Valtònyc was sentenced to three and a half years in prison for a song he released in 2012 on charges including glorifying terrorism, insulting the crown and threats, two years of which was for the first crime. The maximum sentence for that charge was increased in 2015 to three years. Before he went to prison, he decided to leave into exile in Belgium.
Spain has since been pursuing his extradition from Belgium. In its European Arrest Warrant (EAW), however, it cited the three-year maximum for the charge, which would be long enough to dispense with the requirement to verify double criminality, in other words, that the events in question constitute a crime in Belgian law too.
In his opinion in response to a question on this from a Belgian court, Bobek proposes that the law to be taken into account to dispense with checking dual criminality should be that which "is applicable in the issuing Member State to the specific criminal offence(s) to which the EAW relates". In other words, in Valtònyc's case, that would be the pre-2015 statute.

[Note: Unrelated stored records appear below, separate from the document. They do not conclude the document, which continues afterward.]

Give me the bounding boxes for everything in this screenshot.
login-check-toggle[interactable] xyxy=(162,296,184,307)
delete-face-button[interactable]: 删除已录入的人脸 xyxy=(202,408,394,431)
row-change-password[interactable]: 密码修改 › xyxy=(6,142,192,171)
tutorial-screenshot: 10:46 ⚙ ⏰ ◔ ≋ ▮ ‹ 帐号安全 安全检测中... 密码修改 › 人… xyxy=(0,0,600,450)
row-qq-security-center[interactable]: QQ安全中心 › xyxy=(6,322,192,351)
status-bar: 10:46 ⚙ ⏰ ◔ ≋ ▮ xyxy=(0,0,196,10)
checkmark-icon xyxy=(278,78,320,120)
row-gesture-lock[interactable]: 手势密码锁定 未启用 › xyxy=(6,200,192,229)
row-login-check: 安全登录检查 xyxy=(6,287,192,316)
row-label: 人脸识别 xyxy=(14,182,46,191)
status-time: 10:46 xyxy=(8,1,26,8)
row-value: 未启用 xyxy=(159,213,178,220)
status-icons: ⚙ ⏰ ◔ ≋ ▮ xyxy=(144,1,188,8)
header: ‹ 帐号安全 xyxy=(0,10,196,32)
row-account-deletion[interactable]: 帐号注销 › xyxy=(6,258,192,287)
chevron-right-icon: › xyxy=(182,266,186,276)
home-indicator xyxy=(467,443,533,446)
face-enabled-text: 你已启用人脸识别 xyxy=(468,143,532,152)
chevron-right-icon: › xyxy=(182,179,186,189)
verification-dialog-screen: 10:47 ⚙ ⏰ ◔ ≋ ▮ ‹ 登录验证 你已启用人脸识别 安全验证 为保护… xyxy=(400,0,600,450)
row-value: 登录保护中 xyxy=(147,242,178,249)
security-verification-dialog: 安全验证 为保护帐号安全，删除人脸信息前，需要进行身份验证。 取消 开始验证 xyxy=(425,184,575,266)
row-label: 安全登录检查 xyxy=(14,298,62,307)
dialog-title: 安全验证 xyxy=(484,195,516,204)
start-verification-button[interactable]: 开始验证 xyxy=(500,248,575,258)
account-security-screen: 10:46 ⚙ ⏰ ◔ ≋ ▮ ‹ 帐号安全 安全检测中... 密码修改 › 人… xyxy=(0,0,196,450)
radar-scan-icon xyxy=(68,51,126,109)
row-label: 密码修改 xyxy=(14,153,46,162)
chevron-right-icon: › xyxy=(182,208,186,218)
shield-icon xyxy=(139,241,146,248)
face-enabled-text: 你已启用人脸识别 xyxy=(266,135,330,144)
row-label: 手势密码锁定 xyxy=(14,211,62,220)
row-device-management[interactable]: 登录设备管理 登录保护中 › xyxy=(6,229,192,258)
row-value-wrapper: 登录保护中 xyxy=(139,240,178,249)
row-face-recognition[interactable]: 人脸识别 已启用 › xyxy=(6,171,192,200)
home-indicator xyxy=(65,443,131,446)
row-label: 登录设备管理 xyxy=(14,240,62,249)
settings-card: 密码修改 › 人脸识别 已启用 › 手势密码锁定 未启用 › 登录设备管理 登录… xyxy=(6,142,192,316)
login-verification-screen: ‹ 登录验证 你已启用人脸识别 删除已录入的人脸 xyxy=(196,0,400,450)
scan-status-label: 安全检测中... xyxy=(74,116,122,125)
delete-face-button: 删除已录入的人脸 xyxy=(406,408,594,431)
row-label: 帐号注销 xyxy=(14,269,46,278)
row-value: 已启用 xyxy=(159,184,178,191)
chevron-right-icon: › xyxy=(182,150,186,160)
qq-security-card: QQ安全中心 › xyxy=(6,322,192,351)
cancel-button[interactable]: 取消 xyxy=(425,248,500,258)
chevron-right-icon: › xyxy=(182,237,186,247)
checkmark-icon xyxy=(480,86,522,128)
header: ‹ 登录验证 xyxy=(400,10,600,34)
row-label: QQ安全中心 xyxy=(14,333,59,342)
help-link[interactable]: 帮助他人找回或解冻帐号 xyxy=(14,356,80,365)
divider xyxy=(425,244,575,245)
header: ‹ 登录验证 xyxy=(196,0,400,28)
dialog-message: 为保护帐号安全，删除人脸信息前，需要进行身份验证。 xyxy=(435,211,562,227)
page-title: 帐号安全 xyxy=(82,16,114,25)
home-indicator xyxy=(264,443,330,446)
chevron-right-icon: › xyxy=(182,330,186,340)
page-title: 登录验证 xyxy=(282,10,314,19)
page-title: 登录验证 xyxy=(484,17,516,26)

The Czech judge argues this position would offer a "simple, clear and foreseeable legal framework". He suggests, however, the "potential and only exception [would be] subsequent amendments more favourable to the accused". He also notes that the case before him does not deal with "whether the offence of ‘glorification of terrorism and humiliation of
the victims of terrorism’ can automatically be subsumed under ‘terrorism’", another requirement for the avoidance of checking double criminality.
As in the recent case relating to Oriol Junqueras, an advocate general's opinion is not binding on the Court of Justice's final decision, although they do tend to coincide. That decision will also be only one of the considerations for the court in Ghent when it makes its decision on the requested extradition. The court of first instance rejected his extradition in September 2018. The decision in Ghent will be open to appeal for a second time.
Valtònyc's lawyer, Simon Bekaert, celebrated today's opinion in a tweet. He wrote: "Spain should not bend the rules in its pursuit of extradition. Another step closer to non-extradition."